A 100% plus return in just 12-months is the type of head turning performance that can attract a crowd. And it has.
The Deutsche Harvest CSI 300 China A-Shares ETF (ASHR) has surged 125% over the past year while its small cap cousin the Deutsche Harvest CSI 500 China-A Shares Small Cap ETF (ASHS) has jumped 150%. Neither ASHR nor ASHS uses leverage to magnify performance.
When ASHR was first launched in November 2013, it was a fairly obscure fund with less than $200 million in assets. Since then, ASHR’s asset base has surged seven-fold to around $1.5 billion.

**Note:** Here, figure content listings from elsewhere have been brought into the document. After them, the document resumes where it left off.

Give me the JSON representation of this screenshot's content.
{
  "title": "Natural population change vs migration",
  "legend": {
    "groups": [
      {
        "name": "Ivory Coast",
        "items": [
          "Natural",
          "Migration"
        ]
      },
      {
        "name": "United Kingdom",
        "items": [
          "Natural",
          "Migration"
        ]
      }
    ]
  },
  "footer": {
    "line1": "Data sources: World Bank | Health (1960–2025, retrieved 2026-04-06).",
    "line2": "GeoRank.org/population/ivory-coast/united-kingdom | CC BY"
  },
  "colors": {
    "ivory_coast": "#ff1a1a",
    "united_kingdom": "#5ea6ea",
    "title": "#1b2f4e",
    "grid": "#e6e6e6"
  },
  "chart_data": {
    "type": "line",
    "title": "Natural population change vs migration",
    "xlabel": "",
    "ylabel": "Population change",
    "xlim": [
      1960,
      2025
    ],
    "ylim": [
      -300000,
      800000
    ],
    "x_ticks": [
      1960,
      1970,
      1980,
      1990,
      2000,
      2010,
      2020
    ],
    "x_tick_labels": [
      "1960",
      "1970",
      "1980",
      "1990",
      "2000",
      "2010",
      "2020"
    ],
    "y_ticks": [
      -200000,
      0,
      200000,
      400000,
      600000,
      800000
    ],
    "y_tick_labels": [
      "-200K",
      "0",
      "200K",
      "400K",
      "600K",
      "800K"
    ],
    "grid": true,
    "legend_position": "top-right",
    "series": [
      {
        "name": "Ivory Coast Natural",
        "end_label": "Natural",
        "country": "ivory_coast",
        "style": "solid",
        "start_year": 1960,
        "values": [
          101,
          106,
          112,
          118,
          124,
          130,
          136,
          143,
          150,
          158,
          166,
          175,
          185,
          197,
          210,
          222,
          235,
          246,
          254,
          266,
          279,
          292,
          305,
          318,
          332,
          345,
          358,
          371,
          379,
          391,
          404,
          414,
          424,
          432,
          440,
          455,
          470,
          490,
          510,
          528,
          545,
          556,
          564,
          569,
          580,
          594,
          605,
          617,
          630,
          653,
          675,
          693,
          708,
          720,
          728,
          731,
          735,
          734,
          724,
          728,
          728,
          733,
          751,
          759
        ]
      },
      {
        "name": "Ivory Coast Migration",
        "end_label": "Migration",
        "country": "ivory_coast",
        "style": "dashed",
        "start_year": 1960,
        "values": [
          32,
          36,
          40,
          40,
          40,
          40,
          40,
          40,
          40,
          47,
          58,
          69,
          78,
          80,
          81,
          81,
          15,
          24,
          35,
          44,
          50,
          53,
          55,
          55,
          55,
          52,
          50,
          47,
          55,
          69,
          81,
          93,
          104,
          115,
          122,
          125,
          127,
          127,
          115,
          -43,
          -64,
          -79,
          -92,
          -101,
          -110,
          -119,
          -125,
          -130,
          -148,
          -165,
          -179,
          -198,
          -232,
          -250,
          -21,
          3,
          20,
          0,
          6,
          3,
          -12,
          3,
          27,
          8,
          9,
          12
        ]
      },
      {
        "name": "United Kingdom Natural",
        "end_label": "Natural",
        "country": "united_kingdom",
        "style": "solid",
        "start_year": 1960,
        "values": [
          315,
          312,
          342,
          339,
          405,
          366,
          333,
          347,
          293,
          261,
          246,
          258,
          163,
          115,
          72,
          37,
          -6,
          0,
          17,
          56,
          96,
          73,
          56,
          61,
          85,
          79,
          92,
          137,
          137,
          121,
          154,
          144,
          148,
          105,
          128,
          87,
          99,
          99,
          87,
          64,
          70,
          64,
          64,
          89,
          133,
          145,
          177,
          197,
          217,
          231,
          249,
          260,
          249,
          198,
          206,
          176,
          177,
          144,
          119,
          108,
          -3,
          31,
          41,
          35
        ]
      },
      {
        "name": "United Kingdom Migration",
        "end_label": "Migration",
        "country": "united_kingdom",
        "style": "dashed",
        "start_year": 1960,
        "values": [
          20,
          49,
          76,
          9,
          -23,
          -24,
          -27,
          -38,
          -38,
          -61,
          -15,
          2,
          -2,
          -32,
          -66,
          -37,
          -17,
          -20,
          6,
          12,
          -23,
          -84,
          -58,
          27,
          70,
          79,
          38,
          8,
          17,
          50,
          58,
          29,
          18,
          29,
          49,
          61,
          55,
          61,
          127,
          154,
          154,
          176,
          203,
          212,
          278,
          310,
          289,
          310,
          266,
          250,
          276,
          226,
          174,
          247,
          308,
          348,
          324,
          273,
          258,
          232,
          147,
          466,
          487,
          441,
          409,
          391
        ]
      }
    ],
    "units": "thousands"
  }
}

Both ASHR and ASHS own Chinese companies that are incorporated in the mainland and are traded in Shanghai or Shenzhen in China’s official currency, the renminbi (or RMB).
What Your Peers Are Reading
If China’s equity bull market is to continue, here are some of the catalysts that will drive it.
Accommodative Central Bank
Reams have been written about the influence of central bankers on asset prices. And like other global markets from Japan to the U.S, the Chinese stock market has been the beneficiary of its monetary policy makers. The People’s Bank of China (PBOC), for example, has cut benchmark interest rates three times in the past six months on top of reductions in banks’ reserve requirement ratio.
Loosening of Foreign Capital Restrictions
Another boom to Chinese equities is the ongoing relaxation of foreign capital investment by the government.
Although China still restricts investments made in A-shares, which trade in Shanghai and Shenzhen, to domestic Chinese investors and Renminbi Qualified Foreign Institutional Investors (RQFII), the recent introduction of U.S. listed ETFs that invest in Chinese A-shares is evidence the Chinese government seems poised to allow more foreign investment. If this liberalization continues, it could pave the way to higher equity prices.
Membership in Equity Indexes
China’s $6 trillion onshore A-shares market could be just a few years away from being included in important emerging market benchmarks. And it seems major index providers already understand this.